Ha sido siempre el carnaval una fiesta de tendencias eminentemente democráticas. De ahí que adquiriese su mayor auge y esplendor en otras edades, cuando la división entre pobres y ricos, humildes y poderosos, era mucho más marcada.

Este año, ha vuelto el rebaño humano a obedecer sumiso a la rutinaria voz de la costumbre y de los convencionalismos sociales.

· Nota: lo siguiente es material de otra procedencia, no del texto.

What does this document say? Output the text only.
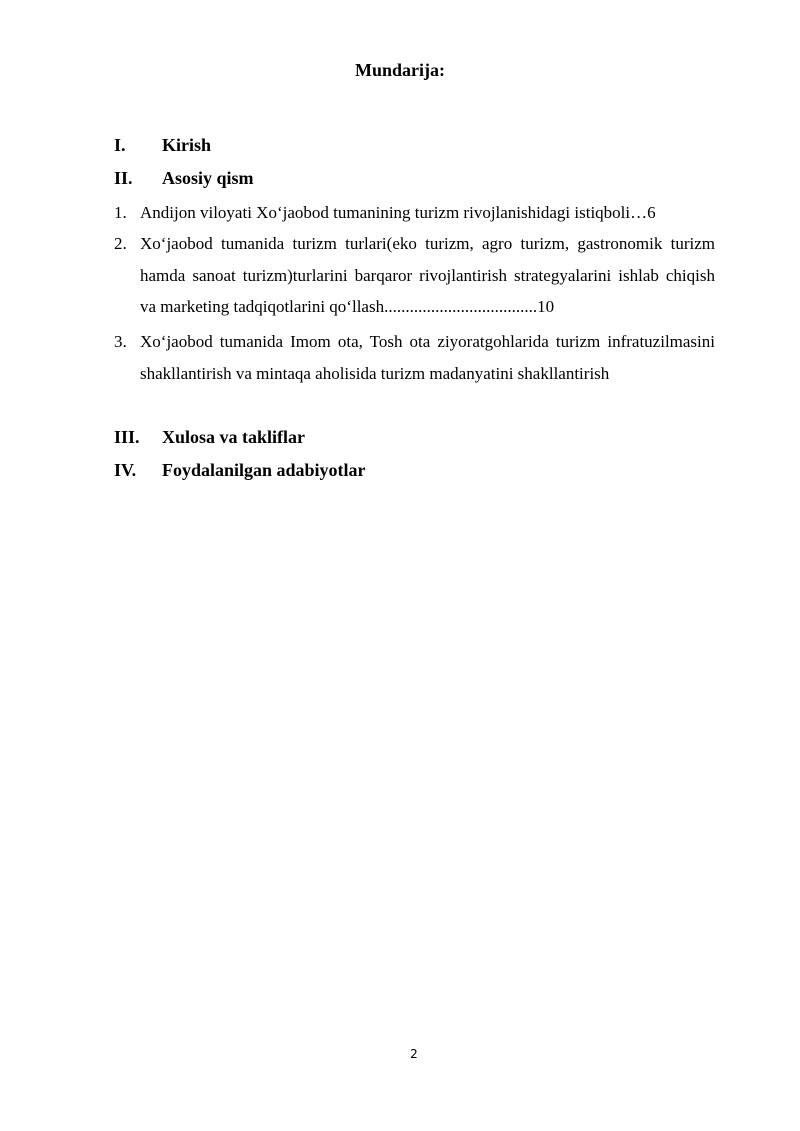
Mundarija:
I. Kirish
II. Asosiy qism
1. Andijon viloyati Xo‘jaobod tumanining turizm rivojlanishidagi istiqboli…6
2. Xo‘jaobod tumanida turizm turlari(eko turizm, agro turizm, gastronomik turizm hamda sanoat turizm)turlarini barqaror rivojlantirish strategyalarini ishlab chiqish va marketing tadqiqotlarini qo‘llash....................................10
3. Xo‘jaobod tumanida Imom ota, Tosh ota ziyoratgohlarida turizm infratuzilmasini shakllantirish va mintaqa aholisida turizm madanyatini shakllantirish
III. Xulosa va takliflar
IV. Foydalanilgan adabiyotlar
2
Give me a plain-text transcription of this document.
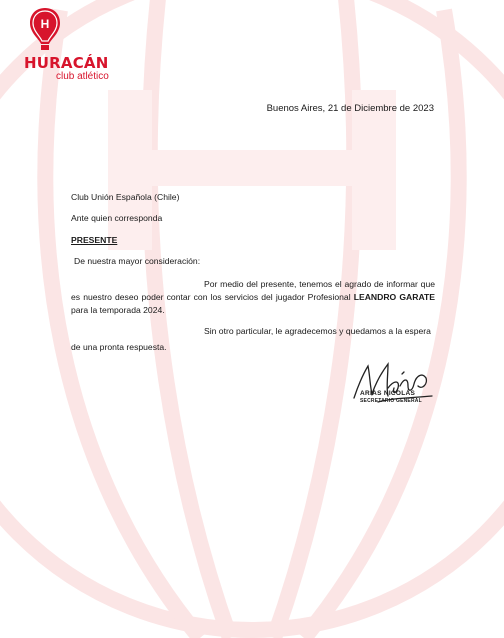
H
HURACÁN
club atlético
Buenos Aires, 21 de Diciembre de 2023
Club Unión Española (Chile)
Ante quien corresponda
PRESENTE
De nuestra mayor consideración:
Por medio del presente, tenemos el agrado de informar que es nuestro deseo poder contar con los servicios del jugador Profesional LEANDRO GARATE para la temporada 2024.
Sin otro particular, le agradecemos y quedamos a la espera de una pronta respuesta.
ARIAS NICOLÁS
SECRETARIO GENERAL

 Y al arrancar del calendario la hoja que señala la fecha precisa e invariable, en que todos, olvidando penas y sinsabores, deben divertirse y engañarse a sí mismos, creyendo que engañan a los demás, hombres y mujeres, con ese infantil e inconsciente alborozo de colegiales en horas de asueto, han abandonado sus trabajos, sus preocupaciones y sus intereses, para cambiar, durante unos días, por una tosca careta de cartón y un traje de colorines, la máscara y el disfraz con que se cubren durante el resto del año, en la lucha por la vida.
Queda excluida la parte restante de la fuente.